Parathyroid hormone (PTH) is a key regulator of bone metabolism and is used as anabolic pharmacotherapy for treatment of osteoporosis. Recent evidence suggests that lipids may affect bone metabolism and that intermittent PTH therapy may fail in the presence of hyperlipidemia. This is clinically important because hyperlipidemia is prevalent in patients with osteoporosis even accounting for age. In the hyperlipidemic condition, bioactive derivatives of low-density lipoproteins (LDL) are generated in the subendothelial space of tissues, triggering chronic inflammatory responses including oxidant stress and expression of cytokines and chemokines. We have found that these inflammatory lipoproteins/lipids are also present in bone and that they inhibit osteoblastic differentiation. In additional studies, we and other investigators demonstrated that hyperlipidemic mice have reduced bone density compared to WT mice. Our preliminary studies, both in vitro and in vivo, now show that lipids inhibit PTH-induced immediate early genes, including Nurr1, a transcriptional regulator of osteoblastic genes, by attenuating cyclic AMP production and that hyperlipidemia blunts PTH-induced osteoanabolism in vivo, primarily in cortical bone. These findings strongly suggest that hyperlipidemia induces PTH resistance. Whether PTH resistance is at the molecular and/or tissue level remains to be determined. Since osteoporosis and hyperlipidemia remain widespread despite treatment, understanding effects of lipids on basal (endogenous) and intermittent (exogenous) PTH may provide new approaches to osteoporosis. We hypothesize that inflammatory lipoproteins, which are increased in hyperlipidemia, reduce PTH anabolic effects. Based on our preliminary studies, in Specific Aim 1, we will test in vitro whether the inhibitory mechanism of lipids on PTH-induced cyclic AMP production is at the level of PTH receptor expression, receptor trafficking, downstream at the level of G-protein activation, or further downstream at the level of adenylate cyclase activation.

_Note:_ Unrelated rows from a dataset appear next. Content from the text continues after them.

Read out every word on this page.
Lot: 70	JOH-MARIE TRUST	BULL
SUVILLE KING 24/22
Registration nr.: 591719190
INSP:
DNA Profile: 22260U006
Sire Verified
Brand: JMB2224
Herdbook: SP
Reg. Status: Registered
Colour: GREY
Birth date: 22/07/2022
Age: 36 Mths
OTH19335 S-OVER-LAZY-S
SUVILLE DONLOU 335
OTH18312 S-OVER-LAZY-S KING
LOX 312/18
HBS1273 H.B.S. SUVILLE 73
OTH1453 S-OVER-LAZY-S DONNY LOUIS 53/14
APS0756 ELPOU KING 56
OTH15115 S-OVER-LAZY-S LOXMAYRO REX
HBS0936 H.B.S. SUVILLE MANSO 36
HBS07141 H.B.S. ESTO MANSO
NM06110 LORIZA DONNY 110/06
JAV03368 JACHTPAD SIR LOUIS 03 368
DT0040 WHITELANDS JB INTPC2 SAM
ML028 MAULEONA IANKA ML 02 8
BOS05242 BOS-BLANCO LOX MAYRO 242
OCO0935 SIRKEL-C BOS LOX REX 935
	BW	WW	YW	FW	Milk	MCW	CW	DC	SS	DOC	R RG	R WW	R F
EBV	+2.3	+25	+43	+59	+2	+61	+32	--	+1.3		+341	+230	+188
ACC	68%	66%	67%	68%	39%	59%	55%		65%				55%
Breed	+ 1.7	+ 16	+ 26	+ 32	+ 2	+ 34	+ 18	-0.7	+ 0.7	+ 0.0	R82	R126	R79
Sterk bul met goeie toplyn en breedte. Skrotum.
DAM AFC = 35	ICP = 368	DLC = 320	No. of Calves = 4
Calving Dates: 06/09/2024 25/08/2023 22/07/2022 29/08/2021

In Specific Aim 2, we will identify the level at which lipid-induced PTH resistance occurs in vivo: at the level of differentiation of marrow progenitors toward osteogenic vs. adipogenic lineages;anabolic responses of mature osteoblasts/osteocytes;and/or transient expression of osteoclastogenic factors by osteoblasts. We will generate Ldlr-/- mice that express green fluorescent protein targeted to osteoblasts and osteocytes.
In Specific Aim 3, we will test whether reducing hyperlipidemia or inhibiting lipid oxidation will reverse PTH resistance in vivo by measuring bone density, histomorphometric parameters and bone turnover markers in the hyperlipidemic (Ldlr-/-) mice that are treated with liver X receptor agonists or that overexpress the anti-oxidant enzyme, paraoxonase-1. These proposed studies will provide insights into how inflammatory lipids inhibit PTH-induced osteoanabolism, pinpoint the site of inhibitory action within the PTH signaling pathway, and demonstrate approaches to reverse lipid-induced PTH dysregulation.

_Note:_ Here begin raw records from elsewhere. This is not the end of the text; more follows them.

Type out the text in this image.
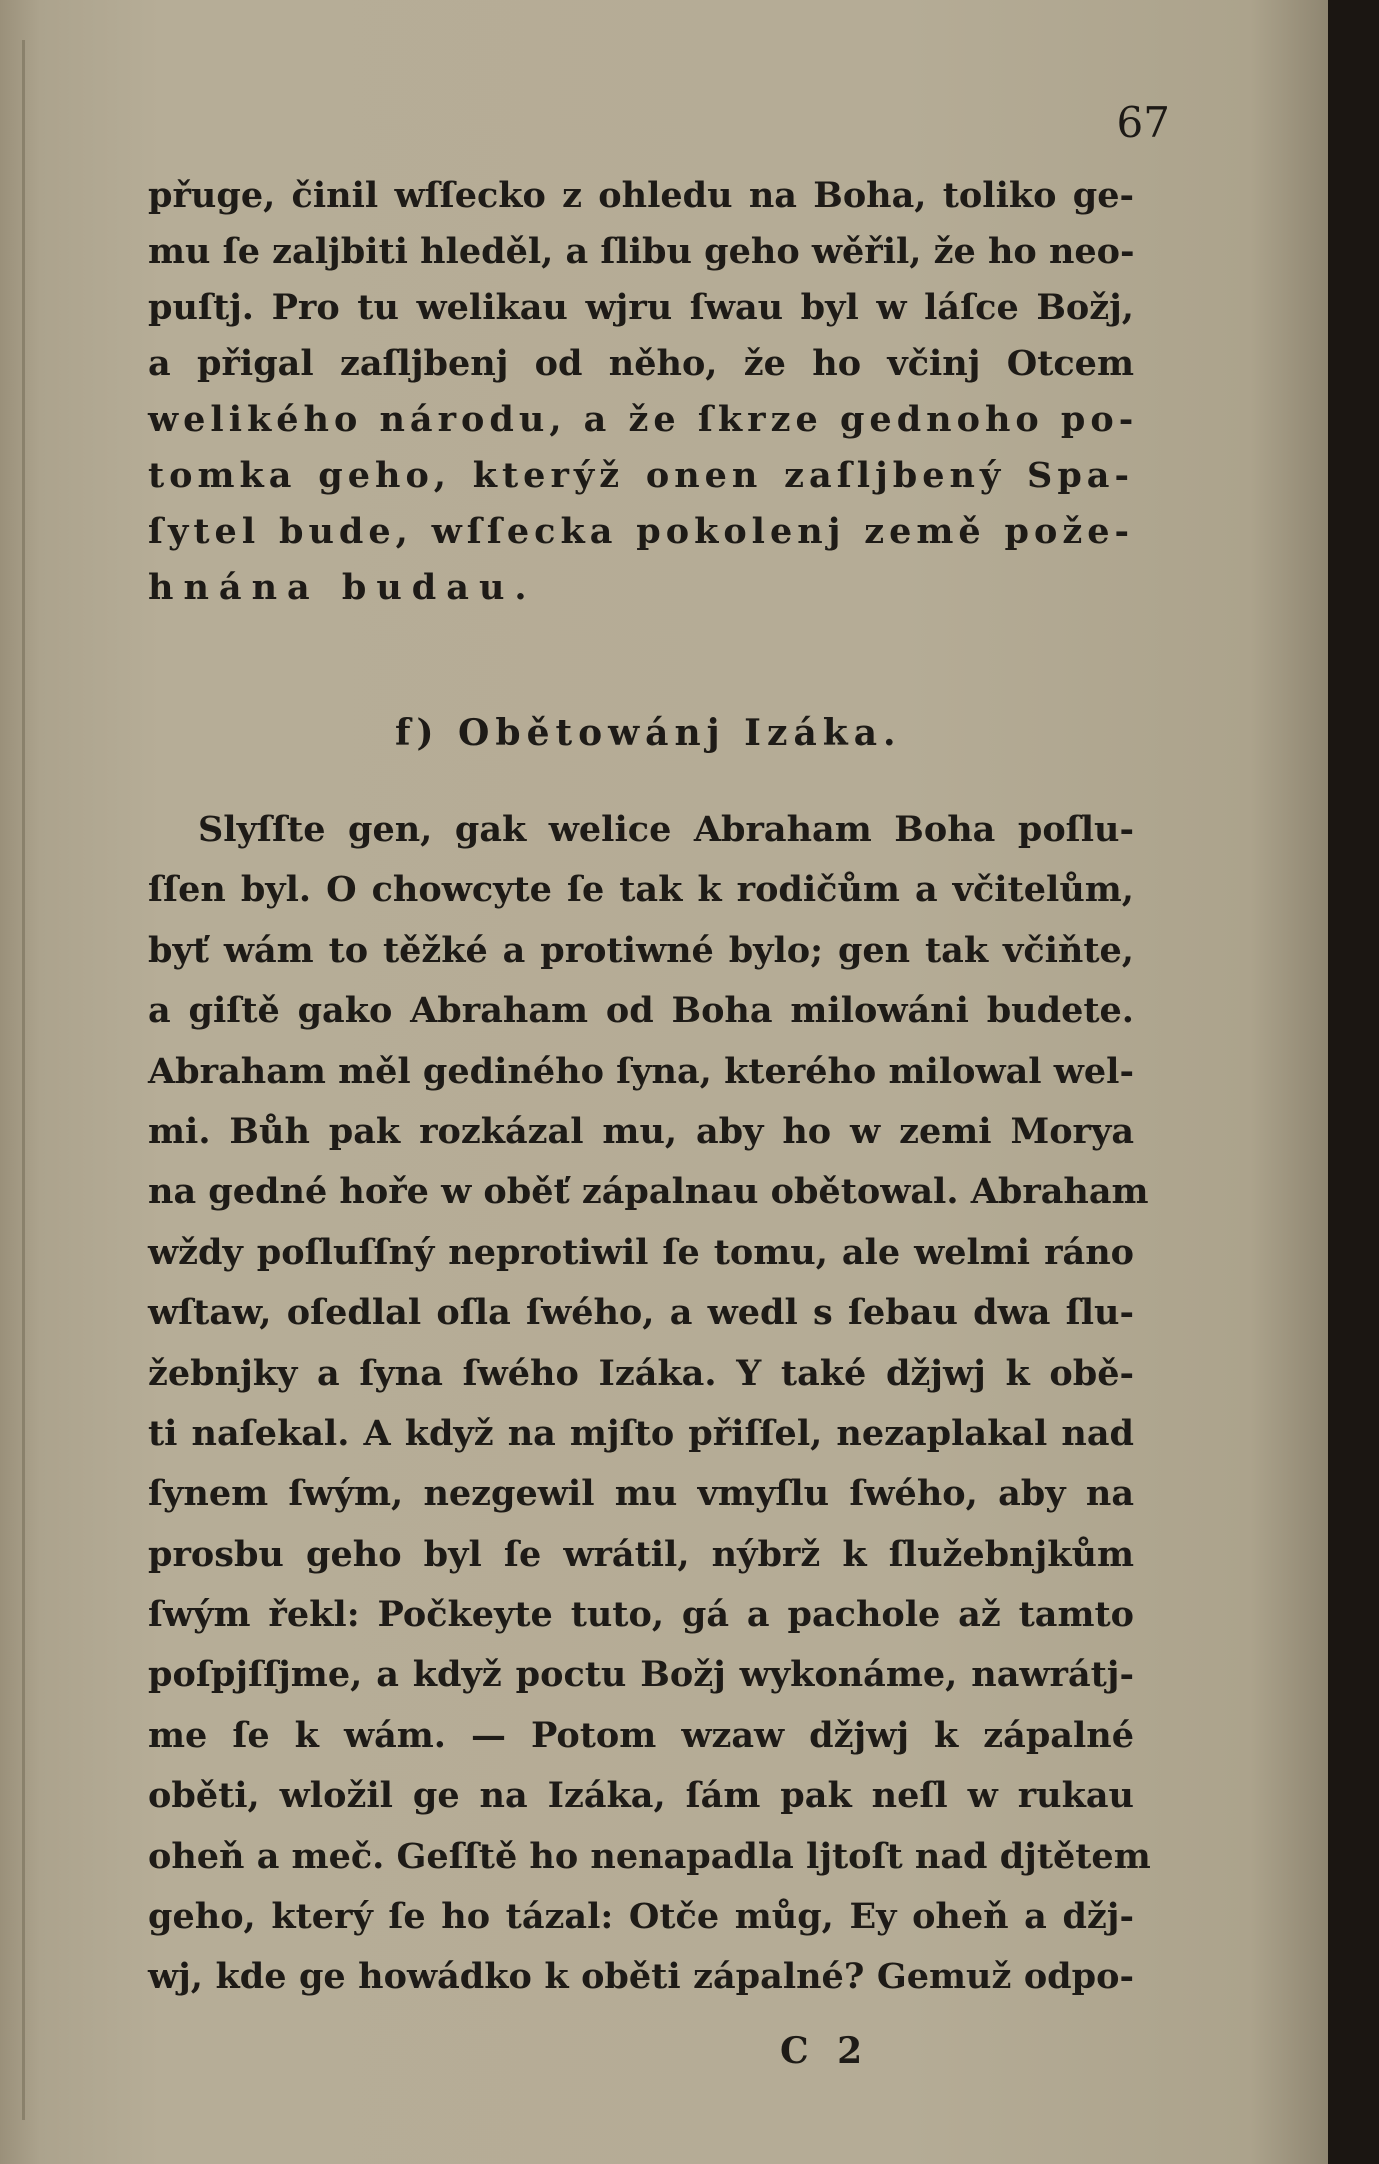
67
přuge, činil wſſecko z ohledu na Boha, toliko ge-
mu ſe zaljbiti hleděl, a ſlibu geho wěřil, že ho neo-
puſtj. Pro tu welikau wjru ſwau byl w láſce Božj,
a přigal zaſljbenj od něho, že ho včinj Otcem
welikého národu, a že ſkrze gednoho po-
tomka geho, kterýž onen zaſljbený Spa-
ſytel bude, wſſecka pokolenj země pože-
hnána budau.
f) Obětowánj Izáka.
Slyſſte gen, gak welice Abraham Boha poſlu-
ſſen byl. O chowcyte ſe tak k rodičům a včitelům,
byť wám to těžké a protiwné bylo; gen tak včiňte,
a giſtě gako Abraham od Boha milowáni budete.
Abraham měl gediného ſyna, kterého milowal wel-
mi. Bůh pak rozkázal mu, aby ho w zemi Morya
na gedné hoře w oběť zápalnau obětowal. Abraham
wždy poſluſſný neprotiwil ſe tomu, ale welmi ráno
wſtaw, oſedlal oſla ſwého, a wedl s ſebau dwa ſlu-
žebnjky a ſyna ſwého Izáka. Y také džjwj k obě-
ti naſekal. A když na mjſto přiſſel, nezaplakal nad
ſynem ſwým, nezgewil mu vmyſlu ſwého, aby na
prosbu geho byl ſe wrátil, nýbrž k ſlužebnjkům
ſwým řekl: Počkeyte tuto, gá a pachole až tamto
poſpjſſjme, a když poctu Božj wykonáme, nawrátj-
me ſe k wám. — Potom wzaw džjwj k zápalné
oběti, wložil ge na Izáka, ſám pak neſl w rukau
oheň a meč. Geſſtě ho nenapadla ljtoſt nad djtětem
geho, který ſe ho tázal: Otče můg, Ey oheň a džj-
wj, kde ge howádko k oběti zápalné? Gemuž odpo-
C 2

to Public Health High cholesterol is common in patients with the low bone density disease, osteoporosis. Parathyroid hormone treatment is a promising therapy for osteoporosis, but evidence suggests that it may be much less effective in patients with high cholesterol. The proposed studies will determine how unmanaged cholesterol level reduces efficacy of the treatment so that corrective strategies can be developed.